Njegus is also the star of the scene in which Danilo, the opera’s reluctant hero, arrives drunk and slithers down the embassy staircase on his back (no mean stunt), and it then takes Njegus five minutes to wake him up in a slap and tickle routine worthy of Benny Hill. There’s a good deal more of the same, including a shadow-play of Camille and Valencienne (pictured above) in the little pavilion, he apparently hurling her up in the air and what-not while Njegus and Hannah, the eponymous widow, discuss the matter of Valencienne’s infidelity and how to conceal it. None of this has much to do with Lehár, though it’s all good healthy fun. McCrystal admits to having added some of “his own stuff”, and though it extends the evening by a solid half-hour, nobody seems to mind because it’s such jolly stuff.
This whole performance, including plenty of things that Lehár and his librettists did write, plays out in front of a series of spectacularly beautiful, Belle Époque sets by Gary McCann, designed as a stage with flats and backcloths, period in the best sense, with just a trace of parody; and with costumes to match, also by McCann. Visually the production is a treat. Musically it’s more mixed, though not so mixed that Lehár doesn’t triumph while all around him fall about laughing.At its centre is Danielle de Niese’s Hannah Glawari (pictured below at the Pontevedrian party), as ever a brilliant stage presence, if vocally less secure and less warm-toned than in the past. She convinces in the totality, but the detail is sometimes hit and miss, and she perhaps lacks the last ounce of grandeur that this jumped-up but beguiling fortune-hunter needs to affect. Germán Olvera brings to Danilo a rough intensity and a suppressed passion that is new to this role for me, and it grew on me. His Act 2 ballad is authentically touching and his eventual submission to Hannah is likewise rather moving despite the artifice by which it’s achieved.

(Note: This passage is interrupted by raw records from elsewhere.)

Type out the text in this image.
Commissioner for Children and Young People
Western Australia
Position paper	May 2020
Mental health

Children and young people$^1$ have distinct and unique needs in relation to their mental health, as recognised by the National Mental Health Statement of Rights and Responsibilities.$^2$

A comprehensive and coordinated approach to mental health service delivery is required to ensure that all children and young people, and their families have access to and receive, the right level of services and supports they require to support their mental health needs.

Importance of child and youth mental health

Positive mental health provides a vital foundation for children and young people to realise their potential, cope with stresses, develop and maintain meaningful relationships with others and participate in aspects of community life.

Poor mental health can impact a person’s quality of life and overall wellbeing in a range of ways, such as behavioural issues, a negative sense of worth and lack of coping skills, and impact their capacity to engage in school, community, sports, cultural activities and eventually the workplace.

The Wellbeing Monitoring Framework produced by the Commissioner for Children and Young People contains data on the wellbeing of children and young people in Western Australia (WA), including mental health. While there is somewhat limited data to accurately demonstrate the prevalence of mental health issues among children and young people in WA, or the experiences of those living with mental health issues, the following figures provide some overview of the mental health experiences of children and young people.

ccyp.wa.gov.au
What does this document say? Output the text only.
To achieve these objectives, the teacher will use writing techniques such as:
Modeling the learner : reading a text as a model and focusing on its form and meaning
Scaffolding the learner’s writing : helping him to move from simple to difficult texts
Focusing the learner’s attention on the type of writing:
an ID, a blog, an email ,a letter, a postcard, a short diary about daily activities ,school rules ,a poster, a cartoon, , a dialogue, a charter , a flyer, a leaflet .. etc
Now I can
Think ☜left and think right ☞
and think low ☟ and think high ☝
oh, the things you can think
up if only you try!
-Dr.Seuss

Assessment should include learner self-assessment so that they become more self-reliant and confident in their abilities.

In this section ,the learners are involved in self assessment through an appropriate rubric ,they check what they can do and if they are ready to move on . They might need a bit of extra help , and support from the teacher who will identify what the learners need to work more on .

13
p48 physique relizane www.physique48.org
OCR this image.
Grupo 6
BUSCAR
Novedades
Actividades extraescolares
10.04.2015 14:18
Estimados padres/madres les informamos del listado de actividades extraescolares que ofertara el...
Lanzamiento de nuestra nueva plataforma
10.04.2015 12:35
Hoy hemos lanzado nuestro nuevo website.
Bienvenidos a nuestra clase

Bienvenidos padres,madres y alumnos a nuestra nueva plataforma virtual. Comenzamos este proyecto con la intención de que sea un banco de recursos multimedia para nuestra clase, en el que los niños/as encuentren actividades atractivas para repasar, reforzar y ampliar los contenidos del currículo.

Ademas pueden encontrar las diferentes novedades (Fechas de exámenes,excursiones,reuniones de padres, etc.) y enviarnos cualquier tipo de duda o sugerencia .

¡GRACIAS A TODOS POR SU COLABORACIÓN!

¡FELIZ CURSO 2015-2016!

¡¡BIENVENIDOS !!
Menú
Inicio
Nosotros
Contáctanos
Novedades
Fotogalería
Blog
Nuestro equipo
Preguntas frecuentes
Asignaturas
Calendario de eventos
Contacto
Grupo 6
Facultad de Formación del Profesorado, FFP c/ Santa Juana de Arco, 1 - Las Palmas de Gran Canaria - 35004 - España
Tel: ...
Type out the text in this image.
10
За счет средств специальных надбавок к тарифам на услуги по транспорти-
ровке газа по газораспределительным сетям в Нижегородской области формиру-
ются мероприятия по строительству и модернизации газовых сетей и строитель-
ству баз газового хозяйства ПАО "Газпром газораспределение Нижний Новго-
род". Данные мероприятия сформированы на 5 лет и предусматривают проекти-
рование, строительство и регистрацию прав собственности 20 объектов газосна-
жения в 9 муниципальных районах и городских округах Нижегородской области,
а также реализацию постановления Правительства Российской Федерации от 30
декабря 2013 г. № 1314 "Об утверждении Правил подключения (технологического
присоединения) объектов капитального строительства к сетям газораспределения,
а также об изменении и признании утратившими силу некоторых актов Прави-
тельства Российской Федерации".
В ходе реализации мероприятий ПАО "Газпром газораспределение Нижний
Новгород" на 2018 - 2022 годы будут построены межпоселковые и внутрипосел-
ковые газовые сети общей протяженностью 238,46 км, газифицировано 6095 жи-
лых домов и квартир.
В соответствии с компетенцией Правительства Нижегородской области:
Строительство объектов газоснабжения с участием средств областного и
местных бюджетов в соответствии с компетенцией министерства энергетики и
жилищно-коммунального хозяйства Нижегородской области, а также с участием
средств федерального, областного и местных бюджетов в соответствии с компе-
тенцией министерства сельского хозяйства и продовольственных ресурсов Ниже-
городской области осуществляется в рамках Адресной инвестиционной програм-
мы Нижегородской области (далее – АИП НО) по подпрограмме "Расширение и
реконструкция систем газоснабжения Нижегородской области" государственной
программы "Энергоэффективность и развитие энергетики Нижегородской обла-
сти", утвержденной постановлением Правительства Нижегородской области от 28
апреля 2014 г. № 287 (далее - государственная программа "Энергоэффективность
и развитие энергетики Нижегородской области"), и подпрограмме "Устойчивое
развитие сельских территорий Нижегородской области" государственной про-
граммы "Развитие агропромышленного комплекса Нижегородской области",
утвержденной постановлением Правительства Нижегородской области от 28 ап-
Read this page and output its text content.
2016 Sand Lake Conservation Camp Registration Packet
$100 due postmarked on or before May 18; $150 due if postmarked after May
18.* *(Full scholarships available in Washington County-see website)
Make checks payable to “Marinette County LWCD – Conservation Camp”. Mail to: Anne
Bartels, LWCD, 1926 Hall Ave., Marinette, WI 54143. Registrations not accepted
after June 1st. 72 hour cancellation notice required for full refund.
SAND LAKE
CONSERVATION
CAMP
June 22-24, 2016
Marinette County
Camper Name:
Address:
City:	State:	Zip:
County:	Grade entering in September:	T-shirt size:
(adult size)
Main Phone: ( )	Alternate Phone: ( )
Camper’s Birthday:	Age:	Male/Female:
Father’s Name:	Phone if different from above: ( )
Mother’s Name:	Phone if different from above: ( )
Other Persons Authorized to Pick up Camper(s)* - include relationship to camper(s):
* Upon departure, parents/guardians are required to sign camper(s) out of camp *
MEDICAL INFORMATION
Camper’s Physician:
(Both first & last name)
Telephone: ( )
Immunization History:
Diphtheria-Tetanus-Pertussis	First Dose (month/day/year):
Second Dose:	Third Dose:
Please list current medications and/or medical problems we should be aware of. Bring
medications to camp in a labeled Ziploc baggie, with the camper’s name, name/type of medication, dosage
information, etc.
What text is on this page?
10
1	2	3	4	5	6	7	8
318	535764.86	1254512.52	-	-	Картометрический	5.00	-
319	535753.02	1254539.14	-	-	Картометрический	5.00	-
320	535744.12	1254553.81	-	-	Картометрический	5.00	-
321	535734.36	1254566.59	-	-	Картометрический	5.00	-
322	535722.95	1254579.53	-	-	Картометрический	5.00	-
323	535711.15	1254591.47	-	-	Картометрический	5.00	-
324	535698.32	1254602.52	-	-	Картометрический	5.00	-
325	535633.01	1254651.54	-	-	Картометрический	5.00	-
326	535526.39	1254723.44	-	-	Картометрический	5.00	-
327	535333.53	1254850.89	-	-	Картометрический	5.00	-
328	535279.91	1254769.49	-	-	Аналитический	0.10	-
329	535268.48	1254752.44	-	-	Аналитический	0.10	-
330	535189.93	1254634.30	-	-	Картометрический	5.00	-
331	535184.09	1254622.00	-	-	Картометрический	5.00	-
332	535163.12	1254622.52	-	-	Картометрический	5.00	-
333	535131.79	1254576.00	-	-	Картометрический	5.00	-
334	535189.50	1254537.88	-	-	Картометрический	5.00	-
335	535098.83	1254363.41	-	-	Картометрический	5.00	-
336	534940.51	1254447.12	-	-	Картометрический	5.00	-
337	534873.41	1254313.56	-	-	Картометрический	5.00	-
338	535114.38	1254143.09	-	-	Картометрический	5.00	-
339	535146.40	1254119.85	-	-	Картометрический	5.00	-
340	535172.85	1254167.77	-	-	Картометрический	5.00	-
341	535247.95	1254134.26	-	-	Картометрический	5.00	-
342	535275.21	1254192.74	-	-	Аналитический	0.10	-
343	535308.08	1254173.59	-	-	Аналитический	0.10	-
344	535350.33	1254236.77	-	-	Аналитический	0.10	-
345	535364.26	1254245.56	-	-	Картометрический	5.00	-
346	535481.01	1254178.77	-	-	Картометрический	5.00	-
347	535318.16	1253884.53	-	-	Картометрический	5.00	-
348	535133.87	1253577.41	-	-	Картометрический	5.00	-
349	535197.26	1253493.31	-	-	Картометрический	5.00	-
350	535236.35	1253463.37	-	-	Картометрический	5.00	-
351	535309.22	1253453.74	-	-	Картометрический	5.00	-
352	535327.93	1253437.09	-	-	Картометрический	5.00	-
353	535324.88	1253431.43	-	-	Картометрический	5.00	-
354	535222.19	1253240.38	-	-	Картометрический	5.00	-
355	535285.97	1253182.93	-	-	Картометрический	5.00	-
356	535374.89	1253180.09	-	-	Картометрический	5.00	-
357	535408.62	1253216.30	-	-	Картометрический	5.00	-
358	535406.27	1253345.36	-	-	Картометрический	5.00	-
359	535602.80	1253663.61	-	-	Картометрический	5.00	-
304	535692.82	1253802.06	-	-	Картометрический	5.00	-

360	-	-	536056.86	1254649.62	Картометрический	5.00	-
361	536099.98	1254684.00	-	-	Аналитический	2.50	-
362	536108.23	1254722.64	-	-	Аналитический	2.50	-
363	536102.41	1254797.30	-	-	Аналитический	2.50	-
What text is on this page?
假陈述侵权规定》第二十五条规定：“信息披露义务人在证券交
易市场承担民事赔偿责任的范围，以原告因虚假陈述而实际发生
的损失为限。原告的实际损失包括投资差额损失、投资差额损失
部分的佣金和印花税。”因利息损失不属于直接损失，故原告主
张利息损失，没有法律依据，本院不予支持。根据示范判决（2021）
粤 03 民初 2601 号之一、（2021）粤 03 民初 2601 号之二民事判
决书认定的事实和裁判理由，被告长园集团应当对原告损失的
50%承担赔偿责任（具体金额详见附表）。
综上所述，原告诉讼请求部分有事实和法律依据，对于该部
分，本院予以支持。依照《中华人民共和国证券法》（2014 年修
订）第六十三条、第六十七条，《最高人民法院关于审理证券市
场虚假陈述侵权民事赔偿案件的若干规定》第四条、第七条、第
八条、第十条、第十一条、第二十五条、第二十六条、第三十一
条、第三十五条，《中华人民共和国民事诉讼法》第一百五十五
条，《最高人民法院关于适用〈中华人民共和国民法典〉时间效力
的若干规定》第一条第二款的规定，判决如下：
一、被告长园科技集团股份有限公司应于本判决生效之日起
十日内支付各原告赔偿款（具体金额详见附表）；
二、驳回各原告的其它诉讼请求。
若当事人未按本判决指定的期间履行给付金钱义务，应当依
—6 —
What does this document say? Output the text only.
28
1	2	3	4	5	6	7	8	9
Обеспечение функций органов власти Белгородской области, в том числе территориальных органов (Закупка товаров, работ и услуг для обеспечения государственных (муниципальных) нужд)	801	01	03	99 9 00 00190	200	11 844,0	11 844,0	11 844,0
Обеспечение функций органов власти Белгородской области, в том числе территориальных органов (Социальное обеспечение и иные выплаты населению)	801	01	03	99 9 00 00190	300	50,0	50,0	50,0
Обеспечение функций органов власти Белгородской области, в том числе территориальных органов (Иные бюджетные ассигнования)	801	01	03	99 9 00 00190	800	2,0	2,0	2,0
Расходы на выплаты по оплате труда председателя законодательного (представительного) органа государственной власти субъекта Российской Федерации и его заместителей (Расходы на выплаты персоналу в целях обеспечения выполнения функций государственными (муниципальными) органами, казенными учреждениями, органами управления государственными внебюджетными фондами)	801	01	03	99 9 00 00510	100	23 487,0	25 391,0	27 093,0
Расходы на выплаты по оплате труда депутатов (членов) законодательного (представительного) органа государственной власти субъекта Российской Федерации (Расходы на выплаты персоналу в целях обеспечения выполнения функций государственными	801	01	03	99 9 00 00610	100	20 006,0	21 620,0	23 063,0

In general this is not particularly a production for vocal connoisseurs. Michael McDermott pursues Valencienne with boyish passion but thinnish tone, though it’s not his fault that his exquisite Act 2 song is ruined by a joke about the pavilion rolling on from the wrong side. Soraya Mafi is a charming, slightly impish Valencienne who, for some reason, loses her Act 3 role as a substitute grisette to Mme Glawari – not that it makes a lot of difference. Thomas Allen, with not much to sing, is nevertheless a loveable Baron Zeta, if a shade too old-looking to be even an older-man husband for Valencienne – more her sugar daddy perhaps.The other assorted Parisian and Pontevedrian counts and courtesans pop in and out, chasing one another and variously contributing to the fun, the grisettes dance marvellously to Carrie-Anne Ingrouille’s sparkling choreography, and the Glyndebourne chorus have a field day in their wonderful costumes singing this unforgettable music. John Wilson conducts stylishly, and the London Philharmonic Orchestra discreetly bring out the unexpected refinement of Lehár’s orchestration, very much not the scrape and whistle of your standard operetta. I found the much extended dialogue sometimes hard to decipher, though not so hard that I failed to notice the linguistic anachronisms in Stephen Plaice and Marcia Bellamy’s adaptation – language that didn’t go with what we were looking at or hearing in the music. Does that matter? In the circumstances it’s of vanishing importance.